Menos de doce pasos más tarde tengo un poco de albahaca entre los dientes y ese déspota de Tyrannosaurus rex queda cada vez más lejos, y me siento mejor con el encargo que acaban de hacerme. Dinero en el banco, tal vez un poco de respetabilidad y no pasará mucho tiempo antes de que otras agencias de investigación privada estén dispuestas a contratar los caros y encantadores servicios de Watson y Rubio, Investigaciones Privadas. Sí, he vuelto. He comenzado a subir. El velo-cirraptor está en nómina.

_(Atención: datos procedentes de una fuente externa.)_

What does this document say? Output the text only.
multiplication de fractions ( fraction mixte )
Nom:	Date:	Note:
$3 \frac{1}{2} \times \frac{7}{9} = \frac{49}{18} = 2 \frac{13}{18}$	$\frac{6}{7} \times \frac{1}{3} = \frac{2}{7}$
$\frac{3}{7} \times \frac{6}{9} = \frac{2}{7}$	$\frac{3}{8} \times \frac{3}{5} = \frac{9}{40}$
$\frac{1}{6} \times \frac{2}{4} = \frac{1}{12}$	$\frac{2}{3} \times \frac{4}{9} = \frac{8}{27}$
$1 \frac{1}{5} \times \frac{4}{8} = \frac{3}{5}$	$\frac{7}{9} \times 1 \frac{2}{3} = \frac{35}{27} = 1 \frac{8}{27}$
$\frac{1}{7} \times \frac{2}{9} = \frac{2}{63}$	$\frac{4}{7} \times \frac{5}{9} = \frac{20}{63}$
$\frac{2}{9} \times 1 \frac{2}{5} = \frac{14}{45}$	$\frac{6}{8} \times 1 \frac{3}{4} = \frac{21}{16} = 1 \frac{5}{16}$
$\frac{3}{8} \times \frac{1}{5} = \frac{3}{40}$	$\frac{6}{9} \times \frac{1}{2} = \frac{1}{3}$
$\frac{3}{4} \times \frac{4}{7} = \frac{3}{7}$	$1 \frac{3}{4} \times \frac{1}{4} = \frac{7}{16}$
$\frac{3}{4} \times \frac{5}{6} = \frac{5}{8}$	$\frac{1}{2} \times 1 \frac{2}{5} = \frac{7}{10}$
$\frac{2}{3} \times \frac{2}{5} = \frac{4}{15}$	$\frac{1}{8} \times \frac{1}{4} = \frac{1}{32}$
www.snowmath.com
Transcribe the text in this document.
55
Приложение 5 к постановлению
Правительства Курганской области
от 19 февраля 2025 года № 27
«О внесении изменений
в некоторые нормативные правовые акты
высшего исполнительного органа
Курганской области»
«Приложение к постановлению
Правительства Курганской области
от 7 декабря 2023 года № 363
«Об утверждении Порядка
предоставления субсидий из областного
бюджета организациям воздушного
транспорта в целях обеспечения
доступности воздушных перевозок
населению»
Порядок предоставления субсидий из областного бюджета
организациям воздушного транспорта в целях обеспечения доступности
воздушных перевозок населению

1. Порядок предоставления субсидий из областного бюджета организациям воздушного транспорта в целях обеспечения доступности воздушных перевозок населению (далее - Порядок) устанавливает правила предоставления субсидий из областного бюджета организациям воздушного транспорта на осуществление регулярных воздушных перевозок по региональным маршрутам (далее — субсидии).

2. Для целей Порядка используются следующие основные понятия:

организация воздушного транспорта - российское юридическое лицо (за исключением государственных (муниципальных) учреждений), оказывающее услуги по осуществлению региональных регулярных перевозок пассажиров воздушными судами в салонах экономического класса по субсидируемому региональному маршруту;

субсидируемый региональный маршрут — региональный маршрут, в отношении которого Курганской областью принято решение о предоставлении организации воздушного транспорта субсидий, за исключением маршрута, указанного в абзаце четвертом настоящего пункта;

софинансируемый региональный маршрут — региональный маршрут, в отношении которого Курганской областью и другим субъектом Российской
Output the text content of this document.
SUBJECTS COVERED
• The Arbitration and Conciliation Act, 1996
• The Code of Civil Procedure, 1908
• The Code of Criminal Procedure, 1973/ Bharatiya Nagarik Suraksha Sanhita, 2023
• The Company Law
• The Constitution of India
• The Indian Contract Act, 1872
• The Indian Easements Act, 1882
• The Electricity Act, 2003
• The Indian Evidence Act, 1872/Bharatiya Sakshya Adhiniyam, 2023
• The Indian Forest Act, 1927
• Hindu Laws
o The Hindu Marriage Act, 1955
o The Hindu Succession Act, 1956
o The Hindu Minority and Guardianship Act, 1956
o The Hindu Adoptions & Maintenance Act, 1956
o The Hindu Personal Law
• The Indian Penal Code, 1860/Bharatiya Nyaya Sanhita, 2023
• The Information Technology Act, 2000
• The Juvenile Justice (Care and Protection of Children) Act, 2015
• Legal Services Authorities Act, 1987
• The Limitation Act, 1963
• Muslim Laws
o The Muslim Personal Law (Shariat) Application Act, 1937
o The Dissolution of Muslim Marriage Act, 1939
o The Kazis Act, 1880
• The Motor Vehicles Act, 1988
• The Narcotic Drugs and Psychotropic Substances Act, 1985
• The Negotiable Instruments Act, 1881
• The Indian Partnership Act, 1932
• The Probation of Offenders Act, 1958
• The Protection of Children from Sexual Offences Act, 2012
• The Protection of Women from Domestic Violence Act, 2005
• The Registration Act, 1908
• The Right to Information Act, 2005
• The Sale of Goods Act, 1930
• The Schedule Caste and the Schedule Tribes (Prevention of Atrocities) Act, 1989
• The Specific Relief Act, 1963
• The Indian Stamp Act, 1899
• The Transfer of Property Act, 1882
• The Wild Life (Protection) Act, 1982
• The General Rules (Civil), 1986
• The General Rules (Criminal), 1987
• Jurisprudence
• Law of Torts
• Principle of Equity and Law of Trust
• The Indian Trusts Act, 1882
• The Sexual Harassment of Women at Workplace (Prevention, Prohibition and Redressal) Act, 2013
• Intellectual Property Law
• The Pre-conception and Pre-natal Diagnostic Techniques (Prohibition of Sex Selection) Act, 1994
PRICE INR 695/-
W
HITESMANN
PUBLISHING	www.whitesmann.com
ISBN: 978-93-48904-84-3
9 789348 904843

Mientras me dirijo a la salida le lanzo un guiño de felicitación a una recepcionista temporal que está tomando un dictado en el vestíbulo. Ella se repliega ante mi gesto amistoso como si fuese una serpiente de cascabel asustada, y casi espero que me muestre los colmillos antes de deslizarse dentro de un nicho, debajo del escritorio.

3

Seis hojas de albahaca están esparciendo su marca especial de magia a través de los valles y las colinas de mi metabolismo, y ese escalofrío vegetal es lo único que impide que salga disparado de este autobús urbano, lleno hasta la bandera, con mis manos agitándose por encima de mi cabeza como si fuese un jodido chimpancé. Es la primera vez que me he visto forzado a utilizar un medio de transporte público y, si la miserable asignación de Teitelbaum para alquilar un coche me permite acceder a algo mejor que un Pinto del 74, será la última. Ignoro que es lo que se ha muerto en este autobús, pero, por la oleada de aromas que me llega desde las tres filas de asientos del fondo del vehículo, imagino que era algo grande, muy feo y que había comido una buena cantidad de curry en los últimos momentos de su vida.